Phillips 66 stock hit a three-year high on Aug. 11
Oil & gas stock Phillips 66 (NYSE:PSX) is continuing to slide from its Aug. 11 three-year peak of $117.29, after a downgrade from BoFA Global Research to "neutral" from "buy." The firm cited a "strategic pause," though it lifted its price target to $141 from $132 in the process. It's worth noting that the company's ex-dividend day is coming up on Aug. 17 as well.

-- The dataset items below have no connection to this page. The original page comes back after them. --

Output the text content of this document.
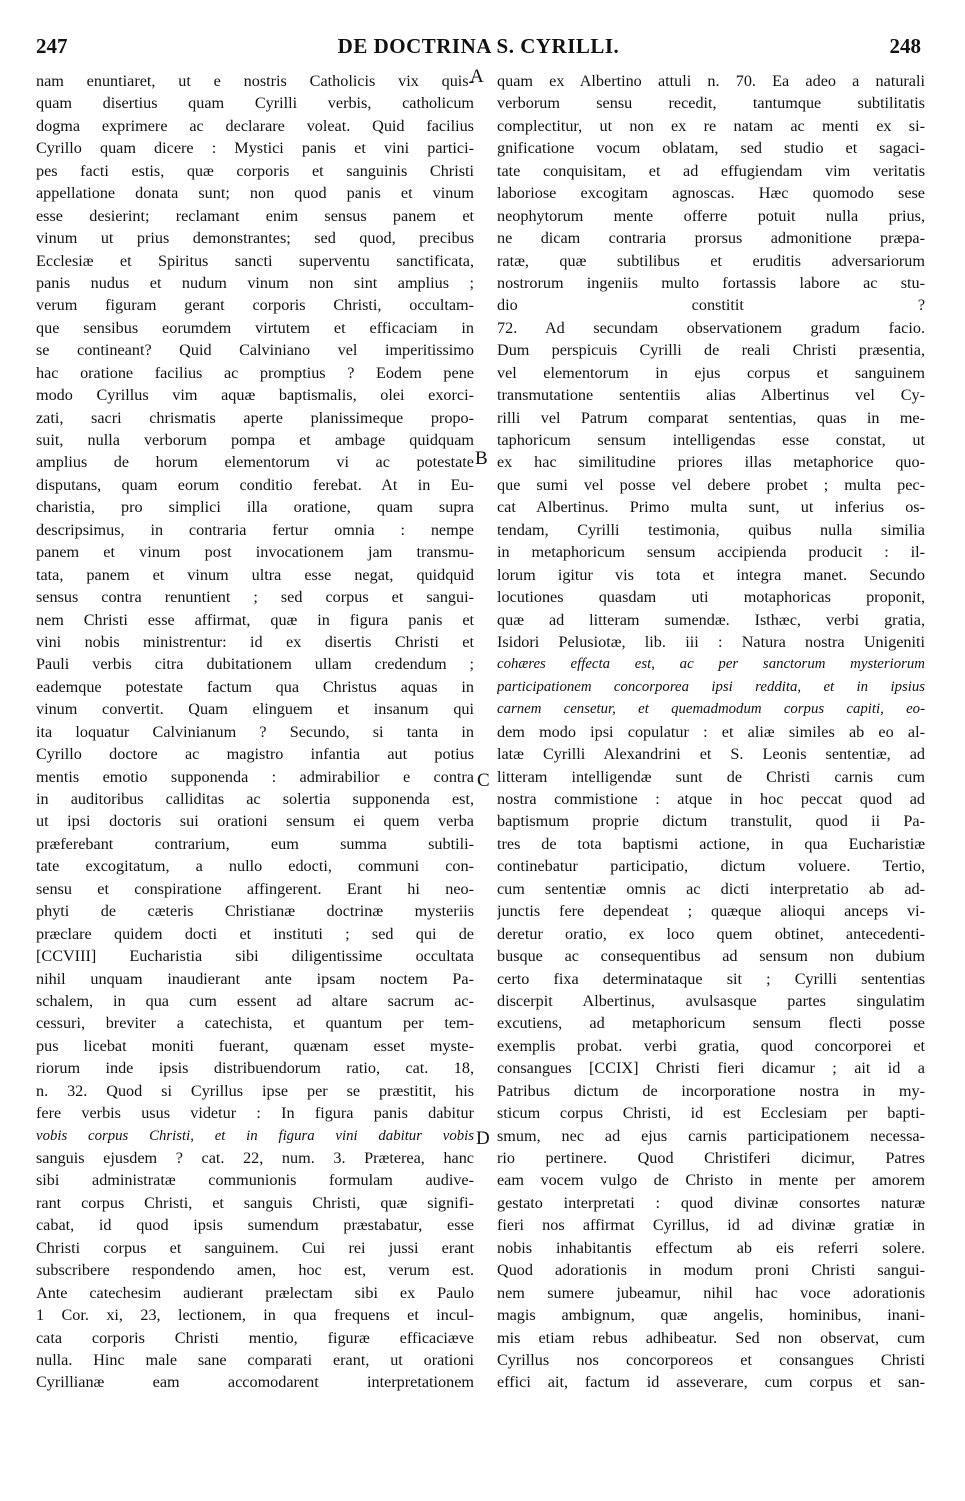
247	DE DOCTRINA S. CYRILLI.	248
nam enuntiaret, ut e nostris Catholicis vix quis-
quam disertius quam Cyrilli verbis, catholicum
dogma exprimere ac declarare voleat. Quid facilius
Cyrillo quam dicere : Mystici panis et vini partici-
pes facti estis, quæ corporis et sanguinis Christi
appellatione donata sunt; non quod panis et vinum
esse desierint; reclamant enim sensus panem et
vinum ut prius demonstrantes; sed quod, precibus
Ecclesiæ et Spiritus sancti superventu sanctificata,
panis nudus et nudum vinum non sint amplius ;
verum figuram gerant corporis Christi, occultam-
que sensibus eorumdem virtutem et efficaciam in
se contineant? Quid Calviniano vel imperitissimo
hac oratione facilius ac promptius ? Eodem pene
modo Cyrillus vim aquæ baptismalis, olei exorci-
zati, sacri chrismatis aperte planissimeque propo-
suit, nulla verborum pompa et ambage quidquam
amplius de horum elementorum vi ac potestate
disputans, quam eorum conditio ferebat. At in Eu-
charistia, pro simplici illa oratione, quam supra
descripsimus, in contraria fertur omnia : nempe
panem et vinum post invocationem jam transmu-
tata, panem et vinum ultra esse negat, quidquid
sensus contra renuntient ; sed corpus et sangui-
nem Christi esse affirmat, quæ in figura panis et
vini nobis ministrentur: id ex disertis Christi et
Pauli verbis citra dubitationem ullam credendum ;
eademque potestate factum qua Christus aquas in
vinum convertit. Quam elinguem et insanum qui
ita loquatur Calvinianum ? Secundo, si tanta in
Cyrillo doctore ac magistro infantia aut potius
mentis emotio supponenda : admirabilior e contra
in auditoribus calliditas ac solertia supponenda est,
ut ipsi doctoris sui orationi sensum ei quem verba
præferebant contrarium, eum summa subtili-
tate excogitatum, a nullo edocti, communi con-
sensu et conspiratione affingerent. Erant hi neo-
phyti de cæteris Christianæ doctrinæ mysteriis
præclare quidem docti et instituti ; sed qui de
[CCVIII] Eucharistia sibi diligentissime occultata
nihil unquam inaudierant ante ipsam noctem Pa-
schalem, in qua cum essent ad altare sacrum ac-
cessuri, breviter a catechista, et quantum per tem-
pus licebat moniti fuerant, quænam esset myste-
riorum inde ipsis distribuendorum ratio, cat. 18,
n. 32. Quod si Cyrillus ipse per se præstitit, his
fere verbis usus videtur : In figura panis dabitur
vobis corpus Christi, et in figura vini dabitur vobis
sanguis ejusdem ? cat. 22, num. 3. Præterea, hanc
sibi administratæ communionis formulam audive-
rant corpus Christi, et sanguis Christi, quæ signifi-
cabat, id quod ipsis sumendum præstabatur, esse
Christi corpus et sanguinem. Cui rei jussi erant
subscribere respondendo amen, hoc est, verum est.
Ante catechesim audierant prælectam sibi ex Paulo
1 Cor. xi, 23, lectionem, in qua frequens et incul-
cata corporis Christi mentio, figuræ efficaciæve
nulla. Hinc male sane comparati erant, ut orationi
Cyrillianæ eam accomodarent interpretationem
quam ex Albertino attuli n. 70. Ea adeo a naturali
verborum sensu recedit, tantumque subtilitatis
complectitur, ut non ex re natam ac menti ex si-
gnificatione vocum oblatam, sed studio et sagaci-
tate conquisitam, et ad effugiendam vim veritatis
laboriose excogitam agnoscas. Hæc quomodo sese
neophytorum mente offerre potuit nulla prius,
ne dicam contraria prorsus admonitione præpa-
ratæ, quæ subtilibus et eruditis adversariorum
nostrorum ingeniis multo fortassis labore ac stu-
dio constitit ?
72. Ad secundam observationem gradum facio.
Dum perspicuis Cyrilli de reali Christi præsentia,
vel elementorum in ejus corpus et sanguinem
transmutatione sententiis alias Albertinus vel Cy-
rilli vel Patrum comparat sententias, quas in me-
taphoricum sensum intelligendas esse constat, ut
ex hac similitudine priores illas metaphorice quo-
que sumi vel posse vel debere probet ; multa pec-
cat Albertinus. Primo multa sunt, ut inferius os-
tendam, Cyrilli testimonia, quibus nulla similia
in metaphoricum sensum accipienda producit : il-
lorum igitur vis tota et integra manet. Secundo
locutiones quasdam uti motaphoricas proponit,
quæ ad litteram sumendæ. Isthæc, verbi gratia,
Isidori Pelusiotæ, lib. iii : Natura nostra Unigeniti
cohæres effecta est, ac per sanctorum mysteriorum
participationem concorporea ipsi reddita, et in ipsius
carnem censetur, et quemadmodum corpus capiti, eo-
dem modo ipsi copulatur : et aliæ similes ab eo al-
latæ Cyrilli Alexandrini et S. Leonis sententiæ, ad
litteram intelligendæ sunt de Christi carnis cum
nostra commistione : atque in hoc peccat quod ad
baptismum proprie dictum transtulit, quod ii Pa-
tres de tota baptismi actione, in qua Eucharistiæ
continebatur participatio, dictum voluere. Tertio,
cum sententiæ omnis ac dicti interpretatio ab ad-
junctis fere dependeat ; quæque alioqui anceps vi-
deretur oratio, ex loco quem obtinet, antecedenti-
busque ac consequentibus ad sensum non dubium
certo fixa determinataque sit ; Cyrilli sententias
discerpit Albertinus, avulsasque partes singulatim
excutiens, ad metaphoricum sensum flecti posse
exemplis probat. verbi gratia, quod concorporei et
consangues [CCIX] Christi fieri dicamur ; ait id a
Patribus dictum de incorporatione nostra in my-
sticum corpus Christi, id est Ecclesiam per bapti-
smum, nec ad ejus carnis participationem necessa-
rio pertinere. Quod Christiferi dicimur, Patres
eam vocem vulgo de Christo in mente per amorem
gestato interpretati : quod divinæ consortes naturæ
fieri nos affirmat Cyrillus, id ad divinæ gratiæ in
nobis inhabitantis effectum ab eis referri solere.
Quod adorationis in modum proni Christi sangui-
nem sumere jubeamur, nihil hac voce adorationis
magis ambignum, quæ angelis, hominibus, inani-
mis etiam rebus adhibeatur. Sed non observat, cum
Cyrillus nos concorporeos et consangues Christi
effici ait, factum id asseverare, cum corpus et san-
A
B
C
D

PSX is on track to snap seven-straight weeks of gains, and yesterday broke a seven-day win streak as it fell from Friday's highs. The equity is above all notable short- and long-term moving averages, including its 20-day trendline, which has helped guide the shares higher over the past month.
At last glance, the equity was down 0.8% at $113.73, and was earlier as low as $112.48. Year-to-date, the stock is carrying a 9.2% lead. Of the 19 analysts in coverage, 11 now carry a "buy" or better rating, while the 12-month consensus price target of $126.14 is a 10.6% premium to current levels. In other words, should this bullish sentiment unwind, it could send PSX even lower.
Meanwhile, now looks like a good time to weigh in with options, as premiums are well-priced. Phillips 66 stock's Schaeffer's Volatility Index (SVI) of 26% ranks in the 8th percentile of its annual range, meaning the security options traders are pricing in low volatility expectations at the moment.